秦王政の11年には趙攻めの主将を務め、邯鄲周囲の新や關於(あつよ)、ロウ(木へんに尞)陽以下9つの城を攻略するなど大戦果を挙げました。
秦王と不和になり死んだ、一つ前の世代の白起とは対照的に、政への心配りを欠かさず天寿をまっとうしました (秦滅亡時は他界)。
隠棲癖?!
その後も、前述のように魏、趙、燕の討伐に活躍しますが、楚の討伐に際し、秦王政との間で意見の対立が生じました。
60万人の兵が必要とする意見が採用されなかったことから、王翦は病気と称して故郷に隠棲してしまったのです。
(キングダムで王翦やその軍の消息が不明になってしまう場面が何回も出てきますが、このあたりが元ネタかと思われます。)
李信の大敗北
ところが、王翦に代わって勇んで出陣した李信が大敗北を喫すると、秦王政はみずから王翦の隠棲地まで足を運び、再出馬を請いました。
老獪な戦術で連勝
王翦は60万人の兵の動員と広大な領地の下賜(かし)を条件に出陣を受け入れますが、行軍途に5回も使者を立て、恩賞の再確認を行いました。これは60万もの兵力を預かる王翦の謀反を心配する政の疑念を消し去るための行為でした。

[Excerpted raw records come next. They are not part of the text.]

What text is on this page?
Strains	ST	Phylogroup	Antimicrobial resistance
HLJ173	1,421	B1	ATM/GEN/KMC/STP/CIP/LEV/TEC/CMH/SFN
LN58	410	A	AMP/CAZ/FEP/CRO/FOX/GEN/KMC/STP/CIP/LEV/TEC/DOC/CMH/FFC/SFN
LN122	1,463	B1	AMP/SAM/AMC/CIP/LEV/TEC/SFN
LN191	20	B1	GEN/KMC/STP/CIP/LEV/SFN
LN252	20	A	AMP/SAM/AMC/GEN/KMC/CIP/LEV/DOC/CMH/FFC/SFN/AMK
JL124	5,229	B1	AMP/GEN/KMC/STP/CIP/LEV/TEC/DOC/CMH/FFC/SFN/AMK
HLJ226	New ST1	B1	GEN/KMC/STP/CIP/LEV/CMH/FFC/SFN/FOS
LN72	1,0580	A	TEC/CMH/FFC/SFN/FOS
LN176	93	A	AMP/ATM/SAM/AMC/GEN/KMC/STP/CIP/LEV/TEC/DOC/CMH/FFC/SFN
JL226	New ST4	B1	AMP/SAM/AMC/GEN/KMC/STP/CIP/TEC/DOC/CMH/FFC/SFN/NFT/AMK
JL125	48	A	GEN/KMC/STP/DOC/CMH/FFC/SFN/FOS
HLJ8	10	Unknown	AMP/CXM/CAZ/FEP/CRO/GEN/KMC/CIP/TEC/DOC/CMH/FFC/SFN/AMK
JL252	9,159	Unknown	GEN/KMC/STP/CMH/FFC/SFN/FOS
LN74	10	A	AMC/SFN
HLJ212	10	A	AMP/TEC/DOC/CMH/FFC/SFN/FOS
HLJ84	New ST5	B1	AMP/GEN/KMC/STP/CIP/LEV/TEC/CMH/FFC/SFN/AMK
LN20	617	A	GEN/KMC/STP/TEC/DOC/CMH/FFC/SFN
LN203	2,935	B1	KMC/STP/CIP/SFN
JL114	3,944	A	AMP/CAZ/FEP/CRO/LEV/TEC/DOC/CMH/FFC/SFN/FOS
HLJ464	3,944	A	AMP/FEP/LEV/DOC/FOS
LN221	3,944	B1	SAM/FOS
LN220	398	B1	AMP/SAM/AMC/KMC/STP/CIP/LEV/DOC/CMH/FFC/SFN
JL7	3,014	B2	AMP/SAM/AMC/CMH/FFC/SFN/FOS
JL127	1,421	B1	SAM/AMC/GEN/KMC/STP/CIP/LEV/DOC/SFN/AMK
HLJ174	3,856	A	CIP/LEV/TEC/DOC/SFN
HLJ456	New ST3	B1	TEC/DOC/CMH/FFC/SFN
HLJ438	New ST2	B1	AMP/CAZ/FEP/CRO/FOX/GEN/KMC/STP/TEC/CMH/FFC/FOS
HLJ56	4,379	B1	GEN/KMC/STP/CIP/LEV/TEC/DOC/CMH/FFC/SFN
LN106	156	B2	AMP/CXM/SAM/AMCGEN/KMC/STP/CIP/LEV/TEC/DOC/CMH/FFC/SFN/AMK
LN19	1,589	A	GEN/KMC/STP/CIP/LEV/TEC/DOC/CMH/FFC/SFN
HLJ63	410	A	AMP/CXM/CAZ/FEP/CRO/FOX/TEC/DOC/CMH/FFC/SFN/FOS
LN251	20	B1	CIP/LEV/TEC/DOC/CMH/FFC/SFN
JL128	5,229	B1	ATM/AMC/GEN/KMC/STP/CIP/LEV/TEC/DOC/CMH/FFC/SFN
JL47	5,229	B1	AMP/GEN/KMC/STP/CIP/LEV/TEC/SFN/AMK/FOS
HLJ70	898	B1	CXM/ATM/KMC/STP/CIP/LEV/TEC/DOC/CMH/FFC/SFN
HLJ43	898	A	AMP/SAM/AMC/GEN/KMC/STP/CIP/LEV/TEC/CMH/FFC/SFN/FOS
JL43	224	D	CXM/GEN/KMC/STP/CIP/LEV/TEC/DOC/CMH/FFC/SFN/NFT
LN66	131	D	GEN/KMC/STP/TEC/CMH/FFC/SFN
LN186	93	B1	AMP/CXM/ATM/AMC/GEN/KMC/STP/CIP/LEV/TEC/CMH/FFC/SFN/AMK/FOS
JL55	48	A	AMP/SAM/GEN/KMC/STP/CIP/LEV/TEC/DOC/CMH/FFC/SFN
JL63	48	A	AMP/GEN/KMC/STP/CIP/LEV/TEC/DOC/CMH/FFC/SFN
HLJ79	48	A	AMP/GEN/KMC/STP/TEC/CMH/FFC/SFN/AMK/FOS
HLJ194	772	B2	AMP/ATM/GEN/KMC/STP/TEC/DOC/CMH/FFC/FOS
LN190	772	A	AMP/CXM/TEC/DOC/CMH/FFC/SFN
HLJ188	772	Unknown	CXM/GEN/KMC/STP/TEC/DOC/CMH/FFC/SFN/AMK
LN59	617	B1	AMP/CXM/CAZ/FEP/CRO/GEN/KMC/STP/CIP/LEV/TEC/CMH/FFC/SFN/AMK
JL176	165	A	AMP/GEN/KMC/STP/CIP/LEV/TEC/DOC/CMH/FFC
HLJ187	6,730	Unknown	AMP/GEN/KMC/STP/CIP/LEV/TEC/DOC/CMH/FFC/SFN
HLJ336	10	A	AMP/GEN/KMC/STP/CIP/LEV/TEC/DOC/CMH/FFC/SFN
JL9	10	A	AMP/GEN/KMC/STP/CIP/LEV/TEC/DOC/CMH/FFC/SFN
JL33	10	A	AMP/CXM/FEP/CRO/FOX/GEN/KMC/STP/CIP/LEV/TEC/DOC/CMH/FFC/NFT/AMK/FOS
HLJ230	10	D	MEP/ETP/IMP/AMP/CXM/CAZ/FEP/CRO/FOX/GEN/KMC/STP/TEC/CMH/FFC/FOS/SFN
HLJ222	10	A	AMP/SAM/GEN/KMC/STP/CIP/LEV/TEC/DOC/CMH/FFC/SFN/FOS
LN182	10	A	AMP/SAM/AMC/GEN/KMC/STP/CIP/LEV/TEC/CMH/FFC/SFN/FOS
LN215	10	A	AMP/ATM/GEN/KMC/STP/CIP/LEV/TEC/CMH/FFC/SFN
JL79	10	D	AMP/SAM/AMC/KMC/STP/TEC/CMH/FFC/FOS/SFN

老獪な王翦は前線に到達してもすぐには開戦に踏み切らず、ひたすら守りに徹します。そして痺れを切らした楚軍が後退を始めたと見るや追撃を命じ、一気に勝利をものにしたのです。
その勢いのままに江南の平定にも成功し大きな褒賞を手にしました。秦の中華統一に最も功あった武将といえるでしょう。
司馬遷の評価は意外にも低い…
これほどの功績を挙げながら、『史記』の司馬遷の評価は非常に低いです。
司馬遷は王翦について「秦の補佐として徳をたて、根本を固めることはできなかった」「主君のきげんをとり身を全うするのがせいいっぱいで、一生を終えたにすぎない」と厳しい言葉を並べているのです。